How to parse a big file using ast.literal_eval without causing MemoryError? For example, the file I want to parse is 41MB.

I watched the process, and found that python took more than 3G memory. I'm using a 32-bit system, so it's up to the process's max memory.

Why does ast.literal_eval take so much memory as it only parses to get the data structure? Is there any way to reduce the memory usage?

By the way, the code is:

import ast
file = open(file_name, 'r')
data = ast.literal_eval(file.read())
file.close()

the exception is

  File "/usr/local/lib/python2.7/ast.py", line 49, in literal_eval
    node_or_string = parse(node_or_string, mode='eval')
  File "/usr/local/lib/python2.7/ast.py", line 37, in parse
    return compile(source, filename, mode, PyCF_ONLY_AST)
MemoryError

Thanks!

writalnaie
  • 180
  • 10
  • Regardless of what's going on, probably the right answer is going to be not to use `ast.literal_eval`. What does the file look like? – DSM Jan 04 '14 at 08:34
  • try, json or cjson if it is json format – YOU Jan 04 '14 at 08:39
  • 3
    You can read the file in chunks: Read this: [link](http://stackoverflow.com/questions/519633/lazy-method-for-reading-big-file-in-python) – sudip Jan 04 '14 at 08:44
  • 1
    @iamsudip: How would this make a difference? As far as I know `ast.literal_eval()` needs the entire data structure at once. – Tim Jan 04 '14 at 08:59
  • @DSM It's mixed of tuple, dict, string and integer, in a mess. I use the data structure in runtime. But when the process shutdown, it gets lost. So I want to dump the data structure to disk in a easy-to-load way. Since python provides the ast.literal_eval, I think it's a good choice. – writalnaie Jan 07 '14 at 14:52
  • @YOU: I directly use the data structure in python format. Seems json provides interface converting between python's tuple, list, dict, string and number. em.. I can have a try. Not sure if json can also read it. If so, I am curious why python's ast.literal_eval can not do it as they both do almost the same job. – writalnaie Jan 07 '14 at 14:58
  • @writalnaie: but that's not really what `literal_eval` is for, and it doesn't surprise me a lot that it's having problems. Look at `ast.literal_eval('('*100+'3' + ')'*100)`, for example; only 201 characters and you get a `MemoryError`. Write your structures in JSON instead-- not only should it work, it should be faster than `ast.literal_eval` would have been. – DSM Jan 07 '14 at 16:13

1 Answers1

1

I have been facing the same problem in my project. I came across two solutions which I think might help future users.

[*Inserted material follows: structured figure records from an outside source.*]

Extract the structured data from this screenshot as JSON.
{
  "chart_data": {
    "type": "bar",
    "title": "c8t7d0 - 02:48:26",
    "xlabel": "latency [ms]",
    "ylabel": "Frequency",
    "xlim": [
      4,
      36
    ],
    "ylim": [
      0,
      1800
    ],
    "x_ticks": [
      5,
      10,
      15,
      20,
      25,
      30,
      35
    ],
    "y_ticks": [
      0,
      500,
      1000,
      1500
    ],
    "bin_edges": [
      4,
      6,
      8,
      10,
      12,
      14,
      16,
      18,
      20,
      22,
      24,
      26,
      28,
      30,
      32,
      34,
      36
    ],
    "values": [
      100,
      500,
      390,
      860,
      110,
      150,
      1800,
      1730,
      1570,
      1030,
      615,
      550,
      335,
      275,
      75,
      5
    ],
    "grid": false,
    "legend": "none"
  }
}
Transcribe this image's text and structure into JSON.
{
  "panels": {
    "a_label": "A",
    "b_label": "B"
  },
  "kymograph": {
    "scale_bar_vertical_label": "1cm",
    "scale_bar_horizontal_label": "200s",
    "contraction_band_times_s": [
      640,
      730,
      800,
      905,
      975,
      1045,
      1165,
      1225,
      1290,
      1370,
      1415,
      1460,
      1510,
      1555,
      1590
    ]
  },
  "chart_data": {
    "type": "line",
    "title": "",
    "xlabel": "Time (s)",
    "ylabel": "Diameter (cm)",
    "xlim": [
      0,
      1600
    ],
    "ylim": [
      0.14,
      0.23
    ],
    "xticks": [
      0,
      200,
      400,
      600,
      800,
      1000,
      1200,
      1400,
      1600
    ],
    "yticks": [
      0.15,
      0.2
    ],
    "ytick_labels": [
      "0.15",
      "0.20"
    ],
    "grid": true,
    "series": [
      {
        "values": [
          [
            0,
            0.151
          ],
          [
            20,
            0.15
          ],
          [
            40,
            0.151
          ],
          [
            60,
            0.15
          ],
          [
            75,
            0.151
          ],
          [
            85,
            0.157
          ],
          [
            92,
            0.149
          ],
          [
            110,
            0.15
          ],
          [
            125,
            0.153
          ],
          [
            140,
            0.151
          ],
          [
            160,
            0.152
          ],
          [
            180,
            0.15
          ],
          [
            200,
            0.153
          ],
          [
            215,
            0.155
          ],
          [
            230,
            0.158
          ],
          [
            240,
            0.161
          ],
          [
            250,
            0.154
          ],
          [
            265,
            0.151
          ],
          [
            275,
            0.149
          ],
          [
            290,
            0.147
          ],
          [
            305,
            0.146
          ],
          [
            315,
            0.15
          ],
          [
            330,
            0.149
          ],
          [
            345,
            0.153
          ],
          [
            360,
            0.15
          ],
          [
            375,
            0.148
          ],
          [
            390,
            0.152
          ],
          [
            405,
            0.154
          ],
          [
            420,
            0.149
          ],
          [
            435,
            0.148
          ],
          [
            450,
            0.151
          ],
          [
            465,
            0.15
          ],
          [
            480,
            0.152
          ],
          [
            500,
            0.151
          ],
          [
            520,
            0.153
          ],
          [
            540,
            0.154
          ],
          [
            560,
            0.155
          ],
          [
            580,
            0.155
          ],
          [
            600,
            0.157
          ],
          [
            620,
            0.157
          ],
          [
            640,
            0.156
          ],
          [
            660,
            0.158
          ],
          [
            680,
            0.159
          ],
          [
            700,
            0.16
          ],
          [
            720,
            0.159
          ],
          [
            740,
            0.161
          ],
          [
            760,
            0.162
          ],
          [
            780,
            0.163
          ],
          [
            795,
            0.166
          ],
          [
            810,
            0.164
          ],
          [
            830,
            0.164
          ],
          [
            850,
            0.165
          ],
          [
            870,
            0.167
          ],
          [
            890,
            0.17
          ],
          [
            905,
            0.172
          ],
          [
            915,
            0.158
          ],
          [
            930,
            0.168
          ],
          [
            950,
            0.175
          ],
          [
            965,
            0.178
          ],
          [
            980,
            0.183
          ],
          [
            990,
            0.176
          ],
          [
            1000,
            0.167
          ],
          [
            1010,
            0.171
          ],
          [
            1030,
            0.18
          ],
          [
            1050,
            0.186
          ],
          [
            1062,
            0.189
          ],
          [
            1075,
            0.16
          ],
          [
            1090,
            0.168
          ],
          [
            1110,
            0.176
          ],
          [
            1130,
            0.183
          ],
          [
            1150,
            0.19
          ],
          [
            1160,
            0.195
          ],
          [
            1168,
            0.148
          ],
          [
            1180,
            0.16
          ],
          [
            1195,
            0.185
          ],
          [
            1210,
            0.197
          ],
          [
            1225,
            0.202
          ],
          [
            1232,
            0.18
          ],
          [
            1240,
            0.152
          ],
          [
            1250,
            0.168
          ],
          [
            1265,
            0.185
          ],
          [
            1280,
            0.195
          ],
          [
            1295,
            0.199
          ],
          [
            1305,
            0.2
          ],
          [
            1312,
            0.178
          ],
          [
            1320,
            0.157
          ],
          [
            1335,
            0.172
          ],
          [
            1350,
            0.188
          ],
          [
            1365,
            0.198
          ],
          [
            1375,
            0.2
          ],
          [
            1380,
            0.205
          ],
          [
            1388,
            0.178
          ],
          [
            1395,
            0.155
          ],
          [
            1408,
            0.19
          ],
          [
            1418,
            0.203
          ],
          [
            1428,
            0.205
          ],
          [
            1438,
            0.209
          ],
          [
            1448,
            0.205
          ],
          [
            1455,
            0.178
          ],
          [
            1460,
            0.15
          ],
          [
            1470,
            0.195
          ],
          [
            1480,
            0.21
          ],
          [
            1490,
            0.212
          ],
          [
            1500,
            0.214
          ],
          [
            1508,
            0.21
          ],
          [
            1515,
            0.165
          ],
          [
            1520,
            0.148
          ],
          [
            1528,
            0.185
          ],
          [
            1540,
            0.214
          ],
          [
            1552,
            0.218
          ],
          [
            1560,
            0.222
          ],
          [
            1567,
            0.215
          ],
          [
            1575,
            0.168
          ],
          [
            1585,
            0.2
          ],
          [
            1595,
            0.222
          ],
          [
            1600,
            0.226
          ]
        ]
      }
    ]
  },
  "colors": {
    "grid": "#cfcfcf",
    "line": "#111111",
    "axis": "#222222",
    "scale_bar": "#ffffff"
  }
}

1) Depending on the data structure you might want to use database like Redis ( this is the one which I am using based on good reviews though there are other databases too). Redis has a good python extension: Redis-py. It is easy to use. Before you start storing your data to the database you might want to look for the querying process that you will be using.

Here is the installation guide for redis server: http://redis.io/topics/quickstart (There are lots of blogs too for usage)

Here is how you can use redis from Python: http://redis-py.readthedocs.org/en/latest/

2) if the data structure is dictionary, you can use

json.loads() 

which is easy and memory efficient. Even if the data structure is not a dictionary you can make it a dictionary with arbitrary key and once the

d = json.loads() 

is executed you can get your data structure by calling

d['arbitrary_key']

Personally, I like to use Redis since I dont have to waste time in loading the file. All I need to do is to start the server and query the database.

Alex
  • 12,078
  • 6
  • 64
  • 74
pg2455
  • 5,039
  • 14
  • 51
  • 78